Geschwindigkeit ist die eine große Qualität des Ramones-Punkrock – die spiegelt sich auch darin, dass Bassist Dee Dee auf der Bühne jeden Song mit einem zackigen wie heute kultigen „One, Two, Three, Four“ anzählte.

Eine weitere Qualität die beim Hören des Albums deutlich wird, ist die Lautstärke. Auf der Bühne spielte Johnny Ramone über drei Marshall-Amps und fünf Marshall-4x12er-Boxen. Bassist Dee Dee setzte zwei Ampeg-SVT-Topteile ein, die über zwei Ampeg-8x10er-Boxen liefen. Legendär ist auch Johnnys schräges Gitarren-Design, das er all die Jahre spielte, eine seltener anzutreffende Mosrite Ventures Model Mk II. Genauso wie Dee Dees weißer Fender Precision Bass hing die Mosrite fast auf Kniehöhe – noch so ein optisches Markenzeichen!

Ramones
Legendäres Logo (Bild: WARNER/ROBERTA, BAYLEY)

Die Ramones waren damals der Gegenpol zu einer zunehmend ausgefeilter und bombastischer werdenden Rockmusik, die mit minutenlangen Soli, Hardrock-Riffs und verschachtelten Drum-Breaks daherkam. Mit einem rauen Sound und einer kompromisslosen Attitüde avancierten die Ramones vom Start weg zu einem der großen Idole des Punkrocks. Der Einfluss auf die gesamte Szene und in artverwandte Genres hinein ist bis heute spürbar und reichte auch bis England.

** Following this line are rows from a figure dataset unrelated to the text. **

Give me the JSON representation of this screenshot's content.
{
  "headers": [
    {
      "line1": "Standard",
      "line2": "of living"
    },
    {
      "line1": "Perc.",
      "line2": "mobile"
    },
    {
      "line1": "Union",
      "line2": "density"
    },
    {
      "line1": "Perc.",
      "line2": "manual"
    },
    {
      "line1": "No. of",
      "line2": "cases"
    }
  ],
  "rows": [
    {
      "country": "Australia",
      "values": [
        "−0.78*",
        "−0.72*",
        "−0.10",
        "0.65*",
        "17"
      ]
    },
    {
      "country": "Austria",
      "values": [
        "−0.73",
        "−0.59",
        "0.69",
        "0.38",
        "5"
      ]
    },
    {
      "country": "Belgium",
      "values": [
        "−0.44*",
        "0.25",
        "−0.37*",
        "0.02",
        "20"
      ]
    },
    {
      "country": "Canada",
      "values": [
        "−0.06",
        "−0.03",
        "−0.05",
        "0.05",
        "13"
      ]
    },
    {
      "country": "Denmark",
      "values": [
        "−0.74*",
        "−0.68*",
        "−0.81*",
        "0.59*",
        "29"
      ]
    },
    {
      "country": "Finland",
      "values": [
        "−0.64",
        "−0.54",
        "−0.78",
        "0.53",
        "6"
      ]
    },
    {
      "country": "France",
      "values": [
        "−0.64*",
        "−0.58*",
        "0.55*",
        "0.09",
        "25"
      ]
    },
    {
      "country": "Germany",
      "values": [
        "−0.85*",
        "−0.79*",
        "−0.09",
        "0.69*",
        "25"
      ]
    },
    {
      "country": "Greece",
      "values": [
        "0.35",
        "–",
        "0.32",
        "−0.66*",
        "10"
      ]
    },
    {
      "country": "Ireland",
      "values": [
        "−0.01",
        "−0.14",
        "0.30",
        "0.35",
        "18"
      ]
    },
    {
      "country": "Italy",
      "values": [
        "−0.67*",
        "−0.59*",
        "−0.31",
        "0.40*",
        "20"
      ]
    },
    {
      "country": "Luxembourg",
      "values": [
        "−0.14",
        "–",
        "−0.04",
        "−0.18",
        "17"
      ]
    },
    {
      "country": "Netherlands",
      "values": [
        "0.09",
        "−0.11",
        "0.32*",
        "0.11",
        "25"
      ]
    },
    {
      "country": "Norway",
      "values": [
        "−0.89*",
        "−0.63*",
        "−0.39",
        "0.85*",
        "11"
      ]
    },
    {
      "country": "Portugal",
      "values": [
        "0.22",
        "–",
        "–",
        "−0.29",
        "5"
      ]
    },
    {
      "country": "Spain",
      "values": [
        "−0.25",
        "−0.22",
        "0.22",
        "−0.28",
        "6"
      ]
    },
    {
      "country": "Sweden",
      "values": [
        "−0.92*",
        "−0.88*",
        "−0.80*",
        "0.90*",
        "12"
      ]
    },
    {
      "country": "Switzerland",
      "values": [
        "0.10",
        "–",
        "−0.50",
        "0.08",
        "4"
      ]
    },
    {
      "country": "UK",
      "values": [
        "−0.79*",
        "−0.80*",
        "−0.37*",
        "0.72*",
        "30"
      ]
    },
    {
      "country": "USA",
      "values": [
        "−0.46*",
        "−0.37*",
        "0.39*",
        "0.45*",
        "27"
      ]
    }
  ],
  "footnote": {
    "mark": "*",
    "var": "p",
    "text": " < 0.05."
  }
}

Motörheads Lemmy Kilmister outete sich des Öfteren als Fan und spielte später auch mit Johnny Ramone zusammen. Dass die Ramones, die 1976 durch England tourten, auch Johnny Rotten & Co beeinflusst haben, wird auf www.sexpistolsofficial.com offiziell bestritten. Spielt aber irgendwie auch alles keine Rolle, die Musikgeschichte haben beide verändert und sie inspirieren immer noch.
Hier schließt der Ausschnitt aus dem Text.